A variable number of markers in each gene were genotyped in this study, with some genes having only one or two markers tested. If the markers tested were not the true functional variants (or in linkage disequilibrium with the functional variants), then significant associations could be missed. This may explain why three of our four most significant genes (EPHX1, LTBP4, and TGFB1) were genes with multiple genotyped SNPs.

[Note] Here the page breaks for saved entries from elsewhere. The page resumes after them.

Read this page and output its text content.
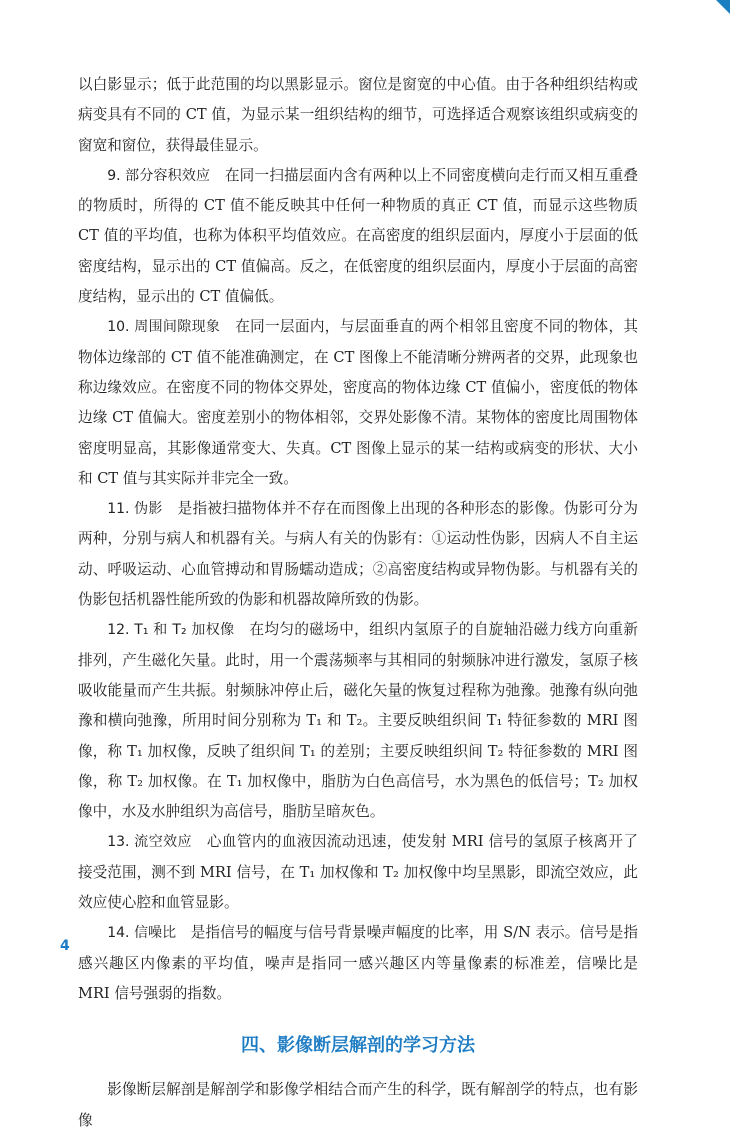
以白影显示；低于此范围的均以黑影显示。窗位是窗宽的中心值。由于各种组织结构或病变具有不同的 CT 值，为显示某一组织结构的细节，可选择适合观察该组织或病变的窗宽和窗位，获得最佳显示。

9. 部分容积效应　 在同一扫描层面内含有两种以上不同密度横向走行而又相互重叠的物质时，所得的 CT 值不能反映其中任何一种物质的真正 CT 值，而显示这些物质 CT 值的平均值，也称为体积平均值效应。在高密度的组织层面内，厚度小于层面的低密度结构，显示出的 CT 值偏高。反之，在低密度的组织层面内，厚度小于层面的高密度结构，显示出的 CT 值偏低。

10. 周围间隙现象　 在同一层面内，与层面垂直的两个相邻且密度不同的物体，其物体边缘部的 CT 值不能准确测定，在 CT 图像上不能清晰分辨两者的交界，此现象也称边缘效应。在密度不同的物体交界处，密度高的物体边缘 CT 值偏小，密度低的物体边缘 CT 值偏大。密度差别小的物体相邻，交界处影像不清。某物体的密度比周围物体密度明显高，其影像通常变大、失真。CT 图像上显示的某一结构或病变的形状、大小和 CT 值与其实际并非完全一致。

11. 伪影　 是指被扫描物体并不存在而图像上出现的各种形态的影像。伪影可分为两种，分别与病人和机器有关。与病人有关的伪影有：①运动性伪影，因病人不自主运动、呼吸运动、心血管搏动和胃肠蠕动造成；②高密度结构或异物伪影。与机器有关的伪影包括机器性能所致的伪影和机器故障所致的伪影。

12. T₁ 和 T₂ 加权像　 在均匀的磁场中，组织内氢原子的自旋轴沿磁力线方向重新排列，产生磁化矢量。此时，用一个震荡频率与其相同的射频脉冲进行激发，氢原子核吸收能量而产生共振。射频脉冲停止后，磁化矢量的恢复过程称为弛豫。弛豫有纵向弛豫和横向弛豫，所用时间分别称为 T₁ 和 T₂。主要反映组织间 T₁ 特征参数的 MRI 图像，称 T₁ 加权像，反映了组织间 T₁ 的差别；主要反映组织间 T₂ 特征参数的 MRI 图像，称 T₂ 加权像。在 T₁ 加权像中，脂肪为白色高信号，水为黑色的低信号；T₂ 加权像中，水及水肿组织为高信号，脂肪呈暗灰色。

13. 流空效应　 心血管内的血液因流动迅速，使发射 MRI 信号的氢原子核离开了接受范围，测不到 MRI 信号，在 T₁ 加权像和 T₂ 加权像中均呈黑影，即流空效应，此效应使心腔和血管显影。

14. 信噪比　 是指信号的幅度与信号背景噪声幅度的比率，用 S/N 表示。信号是指感兴趣区内像素的平均值，噪声是指同一感兴趣区内等量像素的标准差，信噪比是 MRI 信号强弱的指数。

四、影像断层解剖的学习方法

影像断层解剖是解剖学和影像学相结合而产生的科学，既有解剖学的特点，也有影像

4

However, no significant associations were found for SERPINE2, which had the largest number of SNPs tested.
Spurious results arising from multiple testing are a major concern in genetic epidemiology, especially in studies of multiple markers and phenotypes, such as our analysis. The optimal approach to adjust for multiple testing is not clear (
35,
36). Many of the widely used methods are inappropriate for correlated data, such as multiple SNPs in a single gene or multiple related phenotypes. Therefore, we used a test–replication procedure within the NETT Genetics Ancillary Study cohort to reduce the possibility of false-positive results due to multiple testing, accepting that it may have reduced power to detect valid genetic associations. Based on power calculations in the online supplement, the power would be adequate to detect genes with moderate effects using the split dataset approach. However, we cannot exclude the possibility that some of the other candidate gene polymorphisms we studied may be associated with COPD-related phenotypes. Nevertheless, we were able to identify significant associations for four candidate genes with measures of functional impairment in COPD. Future studies using similarly specific COPD-related phenotypes may be able to identify additional genetic associations for COPD in general and for more precise subgroups in particular. In the future, narrowly defined subgroups, possibly based on genetic polymorphisms, may be better able to predict response to COPD therapies, including LVRS.